Face à elle pour cette joute, Gadrielle n'était qu'une jeune femme de dix-huit ans, plus sèche que Samsa. Celle-ci la devinait solide mais l'était-elle vraiment plus que la carrure de la Baronne ? Sans doute, en revanche, Gadrielle devait-elle compenser sur bien d'autres aspects. Toutes deux avaient les yeux sombres mais Gadrielle, elle, n'avait pas de lueurs métalliques dans le regard; il était orné de multiples tâches de rousseur autour, notamment sur le nez et les joues, et il s'en dégageait une témérité de jeunesse sans doute réelle.
-Je te présente Caporal pardi. Ce sera ta monture pour ces joutes pardi !
Samsa lui sourit et lui tendit les rênes de Caporal. Elle n'aimait pas les joutes mais celle-ci avait un sens différent, elle le pressentait.

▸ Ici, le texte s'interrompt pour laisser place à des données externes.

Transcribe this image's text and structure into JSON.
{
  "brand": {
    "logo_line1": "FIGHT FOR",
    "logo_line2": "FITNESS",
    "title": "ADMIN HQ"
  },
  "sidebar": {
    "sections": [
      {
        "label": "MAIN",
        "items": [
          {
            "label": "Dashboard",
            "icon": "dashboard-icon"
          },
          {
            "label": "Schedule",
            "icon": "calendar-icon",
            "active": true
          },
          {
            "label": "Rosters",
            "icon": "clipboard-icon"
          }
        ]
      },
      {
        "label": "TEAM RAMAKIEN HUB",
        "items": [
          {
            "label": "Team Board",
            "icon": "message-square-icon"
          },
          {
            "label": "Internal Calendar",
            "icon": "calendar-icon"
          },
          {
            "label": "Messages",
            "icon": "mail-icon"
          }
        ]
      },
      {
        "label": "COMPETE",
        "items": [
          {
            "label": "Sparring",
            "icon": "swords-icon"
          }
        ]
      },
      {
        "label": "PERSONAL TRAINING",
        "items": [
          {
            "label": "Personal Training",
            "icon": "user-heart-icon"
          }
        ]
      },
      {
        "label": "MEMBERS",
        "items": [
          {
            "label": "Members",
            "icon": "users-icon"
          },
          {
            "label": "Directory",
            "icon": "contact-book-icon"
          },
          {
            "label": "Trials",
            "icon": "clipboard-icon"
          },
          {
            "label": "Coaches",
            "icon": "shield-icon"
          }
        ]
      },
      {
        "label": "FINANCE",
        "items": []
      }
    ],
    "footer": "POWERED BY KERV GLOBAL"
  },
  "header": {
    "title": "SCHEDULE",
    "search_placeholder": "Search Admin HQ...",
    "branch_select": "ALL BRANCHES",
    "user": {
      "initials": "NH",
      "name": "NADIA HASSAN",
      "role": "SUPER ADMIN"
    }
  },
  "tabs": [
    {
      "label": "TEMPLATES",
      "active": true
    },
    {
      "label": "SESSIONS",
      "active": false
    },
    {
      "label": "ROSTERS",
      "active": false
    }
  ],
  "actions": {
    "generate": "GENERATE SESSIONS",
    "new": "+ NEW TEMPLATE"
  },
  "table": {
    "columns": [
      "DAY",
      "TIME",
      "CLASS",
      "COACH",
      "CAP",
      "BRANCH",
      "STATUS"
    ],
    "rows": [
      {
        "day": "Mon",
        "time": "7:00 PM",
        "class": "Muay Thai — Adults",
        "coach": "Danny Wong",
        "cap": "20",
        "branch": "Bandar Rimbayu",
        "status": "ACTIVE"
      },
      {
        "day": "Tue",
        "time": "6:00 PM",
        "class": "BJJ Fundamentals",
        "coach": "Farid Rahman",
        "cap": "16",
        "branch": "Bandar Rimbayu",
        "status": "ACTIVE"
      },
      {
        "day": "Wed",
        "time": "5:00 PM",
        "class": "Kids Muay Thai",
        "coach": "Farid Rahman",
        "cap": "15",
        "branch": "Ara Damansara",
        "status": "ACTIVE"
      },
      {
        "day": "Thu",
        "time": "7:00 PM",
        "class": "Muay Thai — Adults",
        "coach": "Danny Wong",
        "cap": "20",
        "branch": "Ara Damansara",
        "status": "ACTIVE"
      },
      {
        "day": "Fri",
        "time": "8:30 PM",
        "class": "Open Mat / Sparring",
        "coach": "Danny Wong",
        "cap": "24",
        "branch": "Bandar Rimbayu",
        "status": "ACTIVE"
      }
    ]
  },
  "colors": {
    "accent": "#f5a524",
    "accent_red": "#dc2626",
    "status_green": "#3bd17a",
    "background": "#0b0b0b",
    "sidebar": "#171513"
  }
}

Cerbère avait rencontré Gadrielle il y a un peu plus d'une semaine auparavant, à Verneuil. Comme souvent, elle avait fait l'effort de sortir, de faire connaissance, mais le faire avec Gadrielle n'avait rien eu d'un quelconque calvaire. La jeune femme était dynamique, volontaire, agréable et dotée d'un humour particulier qui ressemblait fort à celui de Samsa. Elles avaient parlé de guerres, d'aventures, de gens, d'ambitions aussi, et Samsa avait été heureuse quand Gadrielle avait accepté de faire route avec elle jusqu'en Orléans. Elles avaient parlé de leur passé mais très peu de leurs blessures, celles que la vie laisse, celles que la mort inflige, les douleurs secrètes et les périodes sombres, et pourtant Samsa devinait que Gadrielle avait un vécu derrière elle. Il lui semblait voir en elle ce qu'elle-même était encore quelques années auparavant, quand elle venait de stabiliser sa vie et sa personnalité, avant qu'elle ne se rende compte qu'elle commençait à vivre en même temps que de vieillir. Le temps avait eu l'air de comprendre son regret et, lui faisant pour une fois une fleur, la préservait des stigmates physiques qu'il infligeait pourtant aux autres : Cerbère se battait avec la vigueur d'une femme de moins de vingt-cinq ans, portait sa cotte sans faiblir, et les éventuelles marques sur son visage n'étaient que dues à une fatigue superficielle qu'une nuit de bon sommeil effaçait. Et pour une des premières fois de sa vie, Samsa ne ressentait pas pour Gadrielle cet instinct protecteur particulièrement puissant, celui-là même qui était à l'origine de son surnom de Cerbère, car elle se doutait que la jeune femme n'en avait pas besoin, qu'elle était de ces gens qui n'ont même pas besoin de soutien en apparence. Elle n'avait pas le besoin de la protéger, mais plutôt de partager les aventures du destin avec elle, de combattre, de rire, de voyager, de vivre sur un coup de tête. Il semblait à Samsa que la Combeferre était une sorte d'Égale.
-Un coup de main pour se mettre en selle té ?
La Baronne lui sourit avec une pointe d'amusement, prête à venir l'aider pour le plastron ou la mise en selle. Elle n'aimait pas les joutes, mais jouter contre Gadrielle, et donc potentiellement perdre, lui était tout à fait acceptable. C'était plutôt pour elle l'occasion de créer des liens solides que rien n'altèrerait, et ceci valait bien plus qu'une vulgaire question d'égo mal placé.